The issues of access roads and the allocation of water has “drastically increased pricing for the project,” according to Masri. “The alternative [system] for [bringing in] water, using tanks, is very expensive,” he told The Media Line.

Typical of construction costs pushed higher by politically-driven shortages and the ensuing ingenuity necessary to solve the dilemma is the use of huge on-site storage facilities containing between $60 and $70 million worth of raw materials, costs that will eventually be paid for by the consumers.

When asked who comprises Rawabi’s target market, Masri says it’s the local population first; followed by current residents of the Gulf States, North America and Latin America once the first 10,000 Rawabians have taken-up residence. Sensitive to the negative impact the “ghost-town” phenomenon—where foreign residents buy units but fail to live in them—could have on the briskly-selling project, the second-tier target group is not expected to make up more than 5 percent of the population during the next five years.

In addition, foreigners are not allowed to buy in Rawabi without first obtaining permission from the Palestinian Authority—even if you are a Palestinian living in Dubai—or even Jerusalem. A young couple, both pediatricians, who currently reside in east Jerusalem and are excited about moving to Rawabi, told The Media Line that they put down a $500 reservation fee and later encountered a different problem.  They both work for the Israeli health care organizations and their incomes are tied up in Israeli banks. The Cairo Amman Bank told them that their payments had to be directed to Palestinian banks only. Bashar Masri told The Media Line they were aware of such specific situations, but that the banks would resolve them.

Masri says a number of Israelis have “just walked in here and said they wanted to see what they’ve been hearing about.” Pleased by the attention from Israelis, he says, “We want to show we’re not about destroying Israel. We are about building Palestine. We are about having a better life for ourselves and our people.”

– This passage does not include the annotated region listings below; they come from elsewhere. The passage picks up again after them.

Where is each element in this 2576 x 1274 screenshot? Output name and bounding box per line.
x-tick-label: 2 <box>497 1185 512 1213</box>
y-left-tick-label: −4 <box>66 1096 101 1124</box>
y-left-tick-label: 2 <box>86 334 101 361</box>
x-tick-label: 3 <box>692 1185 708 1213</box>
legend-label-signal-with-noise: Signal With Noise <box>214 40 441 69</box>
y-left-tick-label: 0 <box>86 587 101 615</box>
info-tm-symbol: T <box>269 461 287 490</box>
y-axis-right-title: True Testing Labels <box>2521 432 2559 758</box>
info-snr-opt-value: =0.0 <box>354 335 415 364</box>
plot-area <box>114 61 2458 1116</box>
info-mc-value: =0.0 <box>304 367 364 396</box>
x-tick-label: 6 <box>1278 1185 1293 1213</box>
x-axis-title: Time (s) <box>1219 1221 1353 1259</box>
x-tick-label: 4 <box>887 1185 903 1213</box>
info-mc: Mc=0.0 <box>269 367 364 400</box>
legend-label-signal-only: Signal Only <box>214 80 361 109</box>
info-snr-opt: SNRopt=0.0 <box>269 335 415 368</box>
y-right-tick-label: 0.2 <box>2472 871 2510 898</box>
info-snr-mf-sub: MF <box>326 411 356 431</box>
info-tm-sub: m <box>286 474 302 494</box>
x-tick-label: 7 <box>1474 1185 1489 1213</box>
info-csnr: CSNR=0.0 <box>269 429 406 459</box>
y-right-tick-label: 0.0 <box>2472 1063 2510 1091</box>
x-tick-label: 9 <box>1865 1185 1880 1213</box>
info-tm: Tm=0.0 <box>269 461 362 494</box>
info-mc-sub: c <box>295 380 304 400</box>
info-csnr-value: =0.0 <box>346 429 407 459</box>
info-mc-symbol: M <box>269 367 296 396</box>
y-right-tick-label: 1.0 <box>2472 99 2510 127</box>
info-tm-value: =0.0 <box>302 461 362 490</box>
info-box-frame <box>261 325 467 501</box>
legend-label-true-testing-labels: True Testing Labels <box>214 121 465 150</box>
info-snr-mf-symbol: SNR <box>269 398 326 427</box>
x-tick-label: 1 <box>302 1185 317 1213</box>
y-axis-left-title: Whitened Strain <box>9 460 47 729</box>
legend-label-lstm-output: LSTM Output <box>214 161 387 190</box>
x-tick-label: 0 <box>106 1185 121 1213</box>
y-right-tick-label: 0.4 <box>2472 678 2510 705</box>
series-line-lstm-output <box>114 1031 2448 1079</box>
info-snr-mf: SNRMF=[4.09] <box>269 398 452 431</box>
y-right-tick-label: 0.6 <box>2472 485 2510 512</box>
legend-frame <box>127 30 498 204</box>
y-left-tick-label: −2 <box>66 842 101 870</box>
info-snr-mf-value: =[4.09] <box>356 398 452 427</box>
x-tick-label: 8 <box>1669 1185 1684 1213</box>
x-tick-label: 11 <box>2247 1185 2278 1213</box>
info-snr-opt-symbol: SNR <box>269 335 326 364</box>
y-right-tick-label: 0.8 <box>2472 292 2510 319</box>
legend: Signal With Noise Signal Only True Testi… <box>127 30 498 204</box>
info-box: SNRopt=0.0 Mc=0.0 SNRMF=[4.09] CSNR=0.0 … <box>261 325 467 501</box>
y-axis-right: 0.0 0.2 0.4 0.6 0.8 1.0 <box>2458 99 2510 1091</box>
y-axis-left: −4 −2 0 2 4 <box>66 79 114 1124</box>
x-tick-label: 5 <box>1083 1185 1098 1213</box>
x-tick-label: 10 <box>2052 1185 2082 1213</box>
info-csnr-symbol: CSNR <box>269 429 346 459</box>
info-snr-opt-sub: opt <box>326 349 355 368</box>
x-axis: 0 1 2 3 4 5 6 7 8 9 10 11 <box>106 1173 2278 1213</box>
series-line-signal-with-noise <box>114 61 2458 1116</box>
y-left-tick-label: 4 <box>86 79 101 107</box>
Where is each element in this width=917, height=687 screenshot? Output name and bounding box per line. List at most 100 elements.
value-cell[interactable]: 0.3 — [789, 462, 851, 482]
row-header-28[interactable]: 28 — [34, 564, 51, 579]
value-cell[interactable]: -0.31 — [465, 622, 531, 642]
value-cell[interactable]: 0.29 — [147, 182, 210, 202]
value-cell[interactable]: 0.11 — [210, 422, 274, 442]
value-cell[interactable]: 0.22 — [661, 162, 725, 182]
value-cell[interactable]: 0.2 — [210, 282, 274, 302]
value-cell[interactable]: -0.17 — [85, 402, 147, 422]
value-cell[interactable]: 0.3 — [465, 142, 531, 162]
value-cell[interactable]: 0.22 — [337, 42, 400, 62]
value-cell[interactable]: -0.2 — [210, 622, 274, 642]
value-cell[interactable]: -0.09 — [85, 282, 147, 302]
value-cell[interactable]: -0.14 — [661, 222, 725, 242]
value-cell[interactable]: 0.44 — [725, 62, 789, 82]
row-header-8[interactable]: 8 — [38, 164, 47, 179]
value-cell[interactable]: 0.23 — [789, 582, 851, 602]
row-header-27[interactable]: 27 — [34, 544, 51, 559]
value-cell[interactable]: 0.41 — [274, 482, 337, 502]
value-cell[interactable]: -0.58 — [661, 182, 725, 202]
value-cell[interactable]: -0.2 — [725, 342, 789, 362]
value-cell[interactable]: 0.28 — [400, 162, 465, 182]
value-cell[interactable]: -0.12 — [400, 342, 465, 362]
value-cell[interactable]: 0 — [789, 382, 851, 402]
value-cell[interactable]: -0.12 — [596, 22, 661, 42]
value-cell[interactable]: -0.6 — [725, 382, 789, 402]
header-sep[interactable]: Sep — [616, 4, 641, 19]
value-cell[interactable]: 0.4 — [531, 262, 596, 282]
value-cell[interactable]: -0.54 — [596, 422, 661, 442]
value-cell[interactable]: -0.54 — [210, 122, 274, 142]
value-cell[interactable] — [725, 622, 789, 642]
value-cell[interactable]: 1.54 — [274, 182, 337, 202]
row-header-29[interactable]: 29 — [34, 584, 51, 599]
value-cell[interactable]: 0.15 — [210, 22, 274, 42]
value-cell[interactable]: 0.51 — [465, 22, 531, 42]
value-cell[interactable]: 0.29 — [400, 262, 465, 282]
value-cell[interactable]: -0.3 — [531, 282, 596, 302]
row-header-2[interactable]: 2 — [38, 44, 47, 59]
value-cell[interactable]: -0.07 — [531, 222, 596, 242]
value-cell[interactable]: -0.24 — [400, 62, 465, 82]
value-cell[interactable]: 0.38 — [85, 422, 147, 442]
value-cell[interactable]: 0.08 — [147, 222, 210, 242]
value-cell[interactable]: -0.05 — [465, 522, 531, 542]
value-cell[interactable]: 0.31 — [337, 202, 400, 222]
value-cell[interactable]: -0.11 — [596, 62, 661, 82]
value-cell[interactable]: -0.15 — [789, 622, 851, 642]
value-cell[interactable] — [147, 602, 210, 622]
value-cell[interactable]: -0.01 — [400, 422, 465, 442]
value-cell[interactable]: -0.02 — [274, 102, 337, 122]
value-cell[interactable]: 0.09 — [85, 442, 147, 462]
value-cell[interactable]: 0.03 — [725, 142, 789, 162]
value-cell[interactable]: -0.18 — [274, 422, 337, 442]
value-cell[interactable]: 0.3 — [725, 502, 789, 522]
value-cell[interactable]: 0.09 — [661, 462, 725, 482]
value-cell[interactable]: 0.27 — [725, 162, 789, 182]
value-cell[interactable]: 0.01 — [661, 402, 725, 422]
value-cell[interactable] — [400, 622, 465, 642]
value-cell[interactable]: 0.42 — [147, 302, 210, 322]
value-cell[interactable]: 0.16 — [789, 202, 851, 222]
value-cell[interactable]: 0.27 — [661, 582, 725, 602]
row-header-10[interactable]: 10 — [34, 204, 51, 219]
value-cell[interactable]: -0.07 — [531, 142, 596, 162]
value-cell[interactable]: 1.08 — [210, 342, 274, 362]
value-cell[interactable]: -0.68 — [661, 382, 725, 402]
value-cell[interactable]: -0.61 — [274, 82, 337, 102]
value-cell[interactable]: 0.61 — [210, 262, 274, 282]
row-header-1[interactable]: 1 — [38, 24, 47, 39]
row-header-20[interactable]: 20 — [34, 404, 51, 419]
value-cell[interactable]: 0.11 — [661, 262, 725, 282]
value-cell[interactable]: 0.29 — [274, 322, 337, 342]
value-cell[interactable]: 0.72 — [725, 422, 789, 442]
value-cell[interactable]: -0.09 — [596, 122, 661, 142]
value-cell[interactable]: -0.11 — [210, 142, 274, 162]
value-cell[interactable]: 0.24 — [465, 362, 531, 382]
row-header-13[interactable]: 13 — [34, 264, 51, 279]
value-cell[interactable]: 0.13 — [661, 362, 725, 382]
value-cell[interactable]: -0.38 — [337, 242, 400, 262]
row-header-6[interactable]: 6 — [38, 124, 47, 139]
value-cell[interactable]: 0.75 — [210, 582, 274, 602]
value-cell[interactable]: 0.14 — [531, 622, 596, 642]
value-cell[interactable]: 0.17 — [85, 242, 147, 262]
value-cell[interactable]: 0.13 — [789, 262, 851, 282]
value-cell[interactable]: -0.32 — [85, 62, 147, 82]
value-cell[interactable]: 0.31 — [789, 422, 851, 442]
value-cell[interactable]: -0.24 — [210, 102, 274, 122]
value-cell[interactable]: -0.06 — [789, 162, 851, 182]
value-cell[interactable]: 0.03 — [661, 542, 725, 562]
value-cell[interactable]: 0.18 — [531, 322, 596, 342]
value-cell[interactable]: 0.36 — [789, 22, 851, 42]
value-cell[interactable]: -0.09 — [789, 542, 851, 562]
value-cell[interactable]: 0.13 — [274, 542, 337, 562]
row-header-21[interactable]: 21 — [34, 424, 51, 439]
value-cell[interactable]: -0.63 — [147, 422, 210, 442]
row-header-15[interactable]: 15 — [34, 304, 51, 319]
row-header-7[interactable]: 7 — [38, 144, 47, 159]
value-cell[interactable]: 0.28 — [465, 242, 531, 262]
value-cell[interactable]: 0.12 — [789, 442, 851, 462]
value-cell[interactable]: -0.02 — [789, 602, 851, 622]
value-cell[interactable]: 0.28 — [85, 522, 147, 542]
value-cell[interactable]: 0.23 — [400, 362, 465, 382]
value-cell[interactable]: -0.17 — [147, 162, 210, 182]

Jewish leaders who have seen Rawabi seem to share Masri’s hope and have become a source of encouragement for the project. Rabbi Kenneth Chasen, of The Leo Beck Temple in Los Angeles, told The Media Line that, “a funding coalition doesn’t come together unless there is a great confidence that there are tens of thousands of Palestinians who will make the venture profitable—Palestinians who long to live in such a community peacefully alongside an Israeli state just a few kilometers away.”

Rabbi Ammiel Hirsch, of New York’s Stephen Wise Free Synagogue, asserted that, “This is the best way to make peace: a peace of common economic and cultural interests, where people engage in construction, not destruction.”

As for Bashar Masri, he plans on living in a penthouse apartment in Rawabi’s town center. “I want to be with my people where the hustle and bustle is, and enjoy it.”